• Sunday, January 22, 2006

    Fidelity.

    At the beginning of my marriage I thought that I would never cheat on my husband.

    -ahem.-

    It's still not something I want to embrace, to permit myself to do. Once upon a time there were conversations and efforts to avoid perilous situations. Then I forfeited. I admitted this was a thing in my life, that I needed Another Man. Time passed, and it became less about necessity and more about want. I wanted to be with him. Now I feel more fidelity toward Another Man so that I actively and successfully avoid marital sex. (Another simple component is that I hate it with with husband, but I've already discussed that.)

    What movie was it: "You mean to say that you won't have sex with your wife because you'd be cheating on your girlfriend?"

    Anyway, I know that other opportunities will arise. I've mentioned one in a much earlier post, an Old Friend who's gotten in touch with clearly libidinous intentions. I don't want to cheat, but again, not for the usual reasons. For one, I know that a sexual affair is not the same as a love affair, and the former doesn't appeal to me. Also, it would really hurt Another Man, so I could never tell him. That would be the worst part; I couldn't bear to hide something from AM. This is someone from whom I've hidden nothing of myself. AM knows all my secrets.

    Don't you think there has to be one person in the world who knows all your truths?

    This has nothing to do with integrity or doing the right thing. I wish I were so strong. I have to turn down this proposition. I may tell my husband about the situation so he can help me stay away from this Old Friend. You know, I keep calling him my friend, but when he's written to me, he has little regard for my state of being. Just wants to know if I'm still interested in him. We were fairly good lovers once, but I never got the sense that he loved me as his friend. He really has nothing to offer me except sex.

    I'm just afraid that I'll be so desperately lonely that that will be enough.

    13 Comments:

    At 8:55 PM, Blogger Tommy said...

    Babe, babe, please hang in there. You clearly deserve wonderful, passionate, raw, lustful, complete, wanton adoration! You're delightful.

     
    At 10:39 AM, Blogger WryGirl said...

    Tommy, you're very kind.

     
    At 12:06 PM, Anonymous Anonymous said...

    Theres an old saying (that I just made up): When a man thinks of other girls, he just being a guy, when a woman thinks of other men, her man needs a clout.

    Sorry, smiling at the world makes me think of life better than it probably is. In all seriousness, I wonder if you are vocalizing what most people think at some time in their life, but never try to reconcile. I don't live your circumstances, but but based on mine, I can see how it can be easy to for life to coast and we take for granted that which is constant. (Which reminds me, I need to by my wife some flowers sometime =))

    I dont know if I think my little joke above is true; problems in relationships are rarely delibrate. Truth be told, I don't agree with Tommys' "hang in there", it imples dealing with it; you married him for a reason, so you should be able to find a way to "subtly-hint" to him your needs.

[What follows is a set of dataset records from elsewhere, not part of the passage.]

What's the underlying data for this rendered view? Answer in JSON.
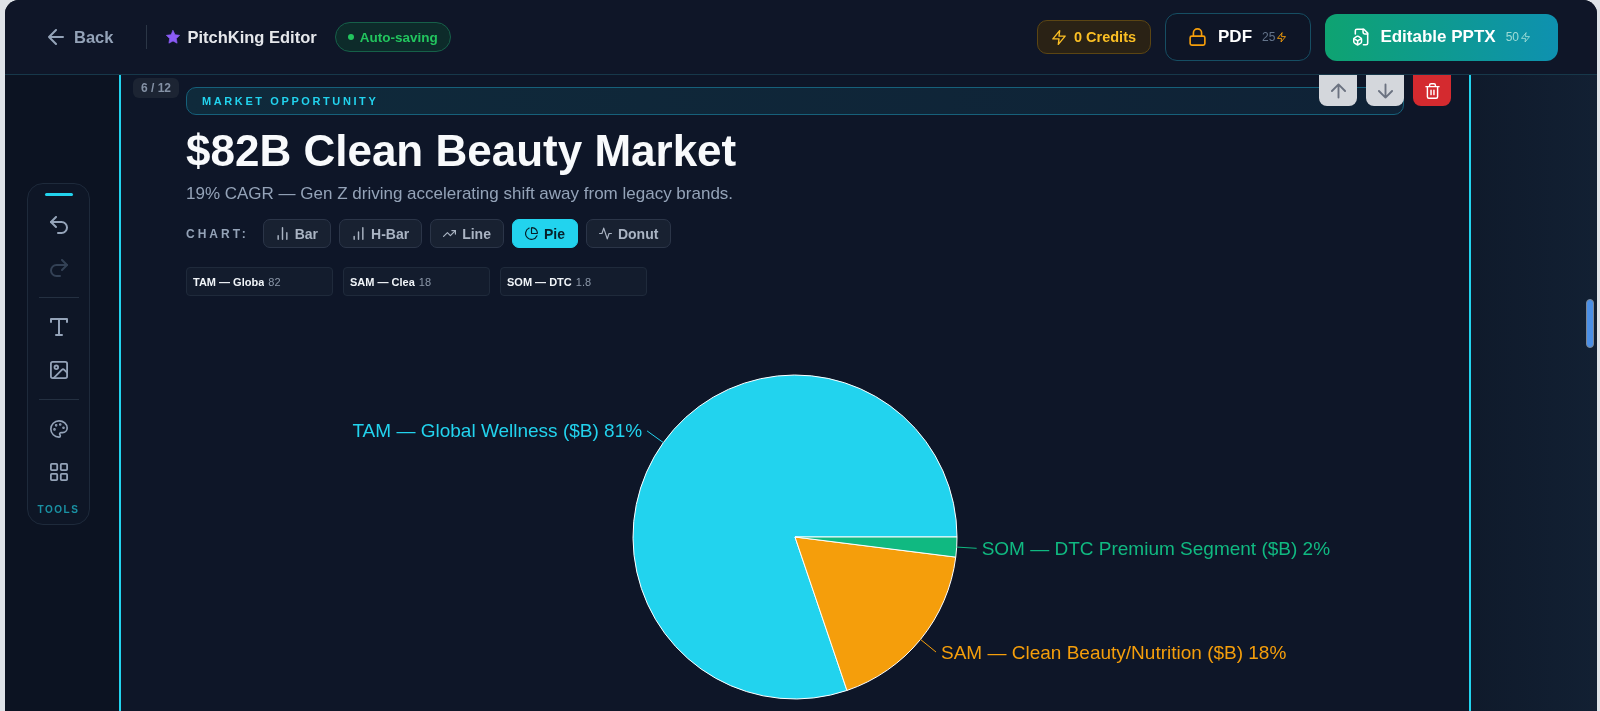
{
  "header": {
    "back": "Back",
    "app_title": "PitchKing Editor",
    "save_status": "Auto-saving",
    "credits": "0 Credits",
    "exports": [
      {
        "kind": "outline",
        "label": "PDF",
        "cost": "25"
      },
      {
        "kind": "primary",
        "label": "Editable PPTX",
        "cost": "50"
      }
    ]
  },
  "tool_panel": {
    "groups": [
      {
        "tools": [
          {
            "kind": "undo",
            "disabled": false
          },
          {
            "kind": "redo",
            "disabled": true
          }
        ]
      },
      {
        "tools": [
          {
            "kind": "text",
            "disabled": false
          },
          {
            "kind": "image",
            "disabled": false
          }
        ]
      },
      {
        "tools": [
          {
            "kind": "palette",
            "disabled": false
          },
          {
            "kind": "layout",
            "disabled": false
          }
        ]
      }
    ],
    "label": "TOOLS"
  },
  "slide": {
    "counter": "6 / 12",
    "actions": [
      {
        "kind": "move_up"
      },
      {
        "kind": "move_down"
      },
      {
        "kind": "delete"
      }
    ],
    "section_label": "MARKET OPPORTUNITY",
    "title": "$82B Clean Beauty Market",
    "subtitle": "19% CAGR — Gen Z driving accelerating shift away from legacy brands.",
    "chart_picker": {
      "label": "CHART:",
      "types": [
        {
          "kind": "bar",
          "label": "Bar",
          "selected": false
        },
        {
          "kind": "hbar",
          "label": "H-Bar",
          "selected": false
        },
        {
          "kind": "line",
          "label": "Line",
          "selected": false
        },
        {
          "kind": "pie",
          "label": "Pie",
          "selected": true
        },
        {
          "kind": "donut",
          "label": "Donut",
          "selected": false
        }
      ]
    },
    "series_entries": [
      {
        "label": "TAM — Globa",
        "value": "82"
      },
      {
        "label": "SAM — Clea",
        "value": "18"
      },
      {
        "label": "SOM — DTC",
        "value": "1.8"
      }
    ],
    "chart_data": {
      "type": "pie",
      "categories": [
        "TAM — Global Wellness ($B)",
        "SAM — Clean Beauty/Nutrition ($B)",
        "SOM — DTC Premium Segment ($B)"
      ],
      "values": [
        81,
        18,
        2
      ],
      "value_labels": [
        "81%",
        "18%",
        "2%"
      ]
    }
  }
}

    I had an interesting experience: a year ago, I spent an extended period of time away for work, and after a week my wife and i ended up starting a joint password-protected =)) sex diary/journal. Even after all these years, we both said things that we never have said before... interesting and wow.

    Great blog,
    Best of luck,
    anonymous boy

     
    At 4:17 PM, Blogger ArtfulDodger said...

    wg - always with these tough questions. nothing wrong with a "just for sex" moment or two, Unless and I can't stress this enough, the "just for sex" moment is with someone that isn't good for you. That could open up all kinds of trouble that you do not need, that go well beyond the momentary relief and pleasure. Just be careful. Love ya.

     
    At 7:47 PM, Blogger WryGirl said...

    Thanks guys. This is clearly not going to resolve itself soon...

     
    At 7:47 PM, Blogger WryGirl said...

    Zorro: Helen Keller. That cracked me up. Yes, it's pathetic.

     
    At 12:37 AM, Anonymous Anonymous said...

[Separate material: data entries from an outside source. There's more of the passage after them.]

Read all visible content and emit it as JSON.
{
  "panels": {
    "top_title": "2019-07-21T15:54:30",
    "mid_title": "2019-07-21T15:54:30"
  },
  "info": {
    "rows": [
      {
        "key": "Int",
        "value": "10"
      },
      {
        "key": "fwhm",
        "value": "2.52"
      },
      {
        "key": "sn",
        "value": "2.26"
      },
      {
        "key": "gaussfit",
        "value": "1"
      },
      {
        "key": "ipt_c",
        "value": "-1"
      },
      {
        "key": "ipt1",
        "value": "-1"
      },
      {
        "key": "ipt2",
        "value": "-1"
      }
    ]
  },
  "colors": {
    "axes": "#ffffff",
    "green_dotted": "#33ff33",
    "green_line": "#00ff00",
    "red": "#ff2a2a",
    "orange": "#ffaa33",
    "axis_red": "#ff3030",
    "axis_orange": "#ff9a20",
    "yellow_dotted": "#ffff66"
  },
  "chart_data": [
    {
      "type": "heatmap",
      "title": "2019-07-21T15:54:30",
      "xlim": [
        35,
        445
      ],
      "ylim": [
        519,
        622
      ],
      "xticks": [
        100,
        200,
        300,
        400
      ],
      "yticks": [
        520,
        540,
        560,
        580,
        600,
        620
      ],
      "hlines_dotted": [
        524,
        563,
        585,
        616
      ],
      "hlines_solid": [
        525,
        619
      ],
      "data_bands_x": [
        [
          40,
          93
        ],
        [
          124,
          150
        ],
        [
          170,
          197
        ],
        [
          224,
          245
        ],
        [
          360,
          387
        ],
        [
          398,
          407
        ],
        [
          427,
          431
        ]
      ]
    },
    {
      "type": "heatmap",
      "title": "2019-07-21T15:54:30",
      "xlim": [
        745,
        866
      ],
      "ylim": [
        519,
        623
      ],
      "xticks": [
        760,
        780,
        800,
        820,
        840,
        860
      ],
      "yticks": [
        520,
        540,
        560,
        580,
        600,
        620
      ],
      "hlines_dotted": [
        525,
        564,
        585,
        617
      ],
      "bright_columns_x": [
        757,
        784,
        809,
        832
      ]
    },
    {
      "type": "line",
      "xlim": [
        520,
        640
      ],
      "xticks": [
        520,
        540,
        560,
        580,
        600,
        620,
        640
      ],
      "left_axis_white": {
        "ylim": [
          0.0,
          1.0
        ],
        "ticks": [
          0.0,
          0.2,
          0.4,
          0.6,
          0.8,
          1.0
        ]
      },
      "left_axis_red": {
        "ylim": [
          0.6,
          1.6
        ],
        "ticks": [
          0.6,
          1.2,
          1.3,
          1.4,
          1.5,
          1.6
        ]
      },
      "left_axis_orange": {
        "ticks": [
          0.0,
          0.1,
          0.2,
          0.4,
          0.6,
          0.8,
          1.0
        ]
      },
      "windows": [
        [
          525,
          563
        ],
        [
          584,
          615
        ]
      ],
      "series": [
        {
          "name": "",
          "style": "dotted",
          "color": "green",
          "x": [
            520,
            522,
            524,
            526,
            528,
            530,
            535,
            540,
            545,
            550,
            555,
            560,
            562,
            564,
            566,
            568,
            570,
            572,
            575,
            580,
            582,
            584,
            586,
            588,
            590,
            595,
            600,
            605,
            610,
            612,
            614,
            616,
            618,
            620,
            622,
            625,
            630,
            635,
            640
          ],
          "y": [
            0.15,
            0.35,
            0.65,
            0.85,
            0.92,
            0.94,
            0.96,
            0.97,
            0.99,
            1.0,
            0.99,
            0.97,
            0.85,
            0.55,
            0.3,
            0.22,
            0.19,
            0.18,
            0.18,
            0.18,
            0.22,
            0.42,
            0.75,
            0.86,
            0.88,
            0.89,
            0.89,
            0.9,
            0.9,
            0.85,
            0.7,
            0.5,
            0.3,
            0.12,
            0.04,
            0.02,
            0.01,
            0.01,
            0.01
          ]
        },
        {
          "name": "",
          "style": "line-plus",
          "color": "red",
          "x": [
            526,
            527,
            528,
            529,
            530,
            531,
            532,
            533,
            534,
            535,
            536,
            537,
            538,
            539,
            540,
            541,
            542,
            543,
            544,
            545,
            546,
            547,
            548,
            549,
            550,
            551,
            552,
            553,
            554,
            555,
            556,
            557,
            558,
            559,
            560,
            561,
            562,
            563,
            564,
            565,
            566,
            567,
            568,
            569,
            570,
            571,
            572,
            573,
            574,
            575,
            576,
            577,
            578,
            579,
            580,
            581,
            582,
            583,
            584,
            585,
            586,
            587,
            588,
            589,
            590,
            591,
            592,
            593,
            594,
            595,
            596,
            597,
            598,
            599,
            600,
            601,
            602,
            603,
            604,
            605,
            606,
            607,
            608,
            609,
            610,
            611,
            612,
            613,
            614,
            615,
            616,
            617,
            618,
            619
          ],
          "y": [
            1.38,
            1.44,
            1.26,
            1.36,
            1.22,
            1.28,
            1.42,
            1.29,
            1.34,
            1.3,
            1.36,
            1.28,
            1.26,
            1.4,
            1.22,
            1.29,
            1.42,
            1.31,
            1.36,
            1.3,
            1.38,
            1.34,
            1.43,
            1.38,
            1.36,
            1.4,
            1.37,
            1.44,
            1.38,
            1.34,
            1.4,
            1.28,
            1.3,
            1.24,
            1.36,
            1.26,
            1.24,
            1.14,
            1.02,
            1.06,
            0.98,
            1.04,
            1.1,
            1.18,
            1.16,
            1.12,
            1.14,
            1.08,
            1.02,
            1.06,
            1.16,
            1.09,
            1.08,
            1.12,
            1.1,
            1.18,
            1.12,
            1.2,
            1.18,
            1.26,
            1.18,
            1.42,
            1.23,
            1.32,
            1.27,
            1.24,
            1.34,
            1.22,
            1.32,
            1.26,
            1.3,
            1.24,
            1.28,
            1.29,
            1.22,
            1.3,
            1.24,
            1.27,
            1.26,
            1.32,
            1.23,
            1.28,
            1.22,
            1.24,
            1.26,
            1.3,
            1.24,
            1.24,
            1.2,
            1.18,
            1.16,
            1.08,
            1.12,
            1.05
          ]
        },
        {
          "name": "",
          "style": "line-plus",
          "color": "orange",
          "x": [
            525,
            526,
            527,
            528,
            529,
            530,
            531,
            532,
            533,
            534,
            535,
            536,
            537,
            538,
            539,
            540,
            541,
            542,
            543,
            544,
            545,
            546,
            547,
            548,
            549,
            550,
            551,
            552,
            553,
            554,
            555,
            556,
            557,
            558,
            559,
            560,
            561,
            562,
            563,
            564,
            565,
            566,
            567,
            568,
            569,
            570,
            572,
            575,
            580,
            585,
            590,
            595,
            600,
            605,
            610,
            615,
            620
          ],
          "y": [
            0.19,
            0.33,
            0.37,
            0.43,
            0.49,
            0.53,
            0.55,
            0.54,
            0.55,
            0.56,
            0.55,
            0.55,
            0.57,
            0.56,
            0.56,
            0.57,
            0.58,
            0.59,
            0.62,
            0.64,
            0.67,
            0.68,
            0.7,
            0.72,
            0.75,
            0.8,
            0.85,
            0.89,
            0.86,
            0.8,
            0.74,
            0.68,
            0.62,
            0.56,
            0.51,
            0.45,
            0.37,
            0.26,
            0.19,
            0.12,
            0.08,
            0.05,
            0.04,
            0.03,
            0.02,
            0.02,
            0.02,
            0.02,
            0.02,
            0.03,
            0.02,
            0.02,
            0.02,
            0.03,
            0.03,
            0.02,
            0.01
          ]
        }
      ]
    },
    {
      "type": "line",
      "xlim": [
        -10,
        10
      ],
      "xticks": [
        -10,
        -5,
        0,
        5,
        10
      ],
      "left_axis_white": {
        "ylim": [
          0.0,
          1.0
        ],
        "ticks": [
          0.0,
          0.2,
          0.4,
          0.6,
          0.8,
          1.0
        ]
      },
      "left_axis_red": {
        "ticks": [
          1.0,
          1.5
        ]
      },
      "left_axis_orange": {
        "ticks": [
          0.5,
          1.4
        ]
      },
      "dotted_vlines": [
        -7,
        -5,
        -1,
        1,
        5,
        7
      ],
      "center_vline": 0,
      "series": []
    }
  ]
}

    I hear you, babe. Loud and clear. I want to be faithful. Someday I hope to be faithful again. I never planned on being unfaithful.

    But there's only so much unenthusiastic sad sex one person can take.

     
    At 8:45 AM, Anonymous Anonymous said...

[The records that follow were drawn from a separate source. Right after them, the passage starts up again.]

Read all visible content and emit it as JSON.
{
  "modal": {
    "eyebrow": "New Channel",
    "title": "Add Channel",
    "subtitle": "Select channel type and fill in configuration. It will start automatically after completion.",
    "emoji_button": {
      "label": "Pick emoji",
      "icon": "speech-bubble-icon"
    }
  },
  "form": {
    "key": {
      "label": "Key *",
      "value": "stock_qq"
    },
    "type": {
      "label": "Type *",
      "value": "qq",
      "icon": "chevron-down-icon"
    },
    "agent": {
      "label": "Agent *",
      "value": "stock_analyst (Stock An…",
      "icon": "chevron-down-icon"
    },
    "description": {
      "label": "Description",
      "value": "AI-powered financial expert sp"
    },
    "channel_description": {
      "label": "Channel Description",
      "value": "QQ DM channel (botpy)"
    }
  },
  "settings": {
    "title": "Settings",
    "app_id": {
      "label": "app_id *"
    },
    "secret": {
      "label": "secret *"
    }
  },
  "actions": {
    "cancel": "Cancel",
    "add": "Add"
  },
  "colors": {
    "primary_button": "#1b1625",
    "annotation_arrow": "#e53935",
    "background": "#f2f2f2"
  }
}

    I too never wanted to be unfaithful, but when the sex at home is unimaginative and uninspired and you really, really feel that you have done everything that you can do, sometimes opportunities present themselves that must be taken.

    I know this sounds rambling, but I am exactly where you are and find myself with an interesting dilemma. The "other" sex has made the sex at home tolerable only because I know that my needs will be taken care of by someone, just not my husband.

     
    At 10:02 AM, Blogger WryGirl said...

    AAG and Anon: Are we in the minority? I can't believe the statistics that so few women have affairs. Maybe Oprah will discuss in 2015.

     
    At 7:28 AM, Blogger Sherri said...

    geez, I could have written this! Very very well said!

     
    At 9:35 PM, Blogger James Scolari said...

    ach, being married is so tough.

     
    At 7:39 AM, Blogger aDICKt said...

    I'm not quite sure this is the right place to say anything... I mean I'm a flirt and I've become aDICKted to the passion, desire, romance and lust of XXXtra marital affairs as well...

    It seems like you're 100% normal.

     
    At 12:28 PM, Blogger Roland Hulme said...

    The film was "She's the one."

    John Mahoney was married to Jennifer Aniston, but sleeping with Cameron Diaz - who was sleeping with some creepy old guy at the same time.

    Very warped film. Very good insight into the America Irish state of mind. And it was set in New York so it was AWESOME.

    Okay. Failing to contribute anything else of value, I'll sign out.